Serological assays measure the presence of norovirus-specific antibodies in blood samples. However, serological testing is less commonly used for diagnosing acute norovirus infection and is typically more useful for epidemiological studies or assessing immunity in populations. It's important to note that norovirus diagnosis is primarily based on clinical suspicion and laboratory confirmation, especially during outbreaks or in cases of severe illness. Additionally, norovirus diagnosis may require exclusion of other potential causes of gastroenteritis through differential diagnosis. Prompt and accurate diagnosis of norovirus infection is essential for appropriate patient management, infection control measures, and public health surveillance.

Vaccination Trails

Monovalent and Bivalent Norovirus Virus-like Particle (VLP) Vaccines: These vaccines consist of virus-like particles that mimic the outer shell of norovirus. Monovalent vaccines target specific genotypes of norovirus, while bivalent vaccines aim to provide broader protection against multiple genotypes. Clinical trials have tested the safety, immunogenicity, and efficacy of these VLP vaccines in adults and children. Some trials have shown promising results in terms of immune response, but further research is needed to assess vaccine efficacy in preventing norovirus infection and illness.
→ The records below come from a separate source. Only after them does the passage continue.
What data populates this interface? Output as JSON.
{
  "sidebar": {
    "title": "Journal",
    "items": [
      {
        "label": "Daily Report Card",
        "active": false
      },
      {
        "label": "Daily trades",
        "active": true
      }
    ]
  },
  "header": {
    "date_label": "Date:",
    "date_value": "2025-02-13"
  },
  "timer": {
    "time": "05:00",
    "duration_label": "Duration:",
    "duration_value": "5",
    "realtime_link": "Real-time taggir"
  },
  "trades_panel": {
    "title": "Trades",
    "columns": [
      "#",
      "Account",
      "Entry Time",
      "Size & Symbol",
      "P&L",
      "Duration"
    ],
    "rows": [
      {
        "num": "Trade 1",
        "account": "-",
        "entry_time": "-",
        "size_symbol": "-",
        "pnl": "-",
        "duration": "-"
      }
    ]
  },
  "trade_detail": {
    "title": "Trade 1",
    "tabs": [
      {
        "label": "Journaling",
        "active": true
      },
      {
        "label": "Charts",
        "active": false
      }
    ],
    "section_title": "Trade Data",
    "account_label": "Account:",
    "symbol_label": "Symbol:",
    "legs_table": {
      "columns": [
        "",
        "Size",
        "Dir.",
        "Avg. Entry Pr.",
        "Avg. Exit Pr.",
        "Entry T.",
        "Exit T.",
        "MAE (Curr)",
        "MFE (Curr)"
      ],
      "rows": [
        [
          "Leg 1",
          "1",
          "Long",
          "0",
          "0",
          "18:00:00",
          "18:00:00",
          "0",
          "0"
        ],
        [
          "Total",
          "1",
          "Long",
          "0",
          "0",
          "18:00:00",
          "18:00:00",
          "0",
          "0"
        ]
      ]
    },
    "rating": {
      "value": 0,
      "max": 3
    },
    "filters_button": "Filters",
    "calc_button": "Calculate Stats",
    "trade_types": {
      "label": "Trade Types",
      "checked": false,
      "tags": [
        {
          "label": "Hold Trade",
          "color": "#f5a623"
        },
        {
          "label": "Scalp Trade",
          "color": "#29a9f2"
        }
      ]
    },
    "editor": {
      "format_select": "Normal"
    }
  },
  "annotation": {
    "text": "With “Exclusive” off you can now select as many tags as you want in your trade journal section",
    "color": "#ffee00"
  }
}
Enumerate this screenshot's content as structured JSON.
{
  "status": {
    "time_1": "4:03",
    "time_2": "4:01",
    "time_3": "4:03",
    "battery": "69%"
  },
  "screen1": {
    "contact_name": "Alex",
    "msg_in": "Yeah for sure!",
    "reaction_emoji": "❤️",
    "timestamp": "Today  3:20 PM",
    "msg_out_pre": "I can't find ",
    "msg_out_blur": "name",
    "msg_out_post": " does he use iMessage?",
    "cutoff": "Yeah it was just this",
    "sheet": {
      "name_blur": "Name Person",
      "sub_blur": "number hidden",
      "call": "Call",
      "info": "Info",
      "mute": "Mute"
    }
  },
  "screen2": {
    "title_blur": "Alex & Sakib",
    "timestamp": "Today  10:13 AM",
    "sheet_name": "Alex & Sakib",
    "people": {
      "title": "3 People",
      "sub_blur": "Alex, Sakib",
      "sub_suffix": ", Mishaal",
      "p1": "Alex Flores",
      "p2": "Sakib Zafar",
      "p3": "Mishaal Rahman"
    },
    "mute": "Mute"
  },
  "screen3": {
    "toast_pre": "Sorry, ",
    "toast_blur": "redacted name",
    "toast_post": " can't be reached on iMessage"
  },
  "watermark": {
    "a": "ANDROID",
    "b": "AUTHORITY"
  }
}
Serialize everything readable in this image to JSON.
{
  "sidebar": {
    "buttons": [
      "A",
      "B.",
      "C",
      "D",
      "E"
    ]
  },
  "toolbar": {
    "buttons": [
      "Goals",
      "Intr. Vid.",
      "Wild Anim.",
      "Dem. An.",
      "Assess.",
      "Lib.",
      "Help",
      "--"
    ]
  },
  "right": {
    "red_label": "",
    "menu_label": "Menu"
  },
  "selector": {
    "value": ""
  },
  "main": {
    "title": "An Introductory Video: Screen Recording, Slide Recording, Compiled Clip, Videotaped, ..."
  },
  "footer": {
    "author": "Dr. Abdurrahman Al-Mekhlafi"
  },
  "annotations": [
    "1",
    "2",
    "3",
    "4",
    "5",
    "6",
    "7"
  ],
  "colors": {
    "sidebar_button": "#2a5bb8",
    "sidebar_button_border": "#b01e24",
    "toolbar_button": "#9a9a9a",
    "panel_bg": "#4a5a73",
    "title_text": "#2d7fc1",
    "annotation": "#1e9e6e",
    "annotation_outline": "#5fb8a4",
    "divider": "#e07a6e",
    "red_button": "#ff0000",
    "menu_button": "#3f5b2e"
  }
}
Recombinant Norovirus GI.1 VLP Vaccine: This vaccine candidate, developed by Takeda Pharmaceuticals, has undergone clinical trials to evaluate its safety and efficacy in preventing norovirus gastroenteritis. Phase IIb trials conducted in adults and elderly individuals demonstrated a reduction in the incidence of acute gastroenteritis caused by norovirus genotype GI.1. Further development and evaluation of this vaccine are ongoing. Live Attenuated Norovirus Vaccine: Live attenuated vaccines contain weakened forms of the virus that are unable to cause illness but can still stimulate an immune response. Clinical trials of live attenuated norovirus vaccines have been conducted to assess their safety, immunogenicity, and potential efficacy in preventing norovirus infection and illness. Results from these trials have provided insights into the feasibility and challenges of developing live attenuated vaccines for norovirus. These are few examples of vaccine candidates that have been evaluated in clinical trials. Research into norovirus vaccines continues, with ongoing efforts to develop safe and effective vaccines that can provide durable protection against norovirus infection and illness.

1. Norovirus. 2024.
2. Devant J, Hofhaus G, Hansman GS. Novel structural features of human norovirus capsid. 2019.
3. Campillay-Veliz CP, Carvajal JJ, Avellaneda AM, Escobar D, Covian C, Kalergis AM, et al. Human norovirus proteins: implications in the replicative cycle, pathogenesis, and the host immune response. Frontiers in Immunol. 2020; 11.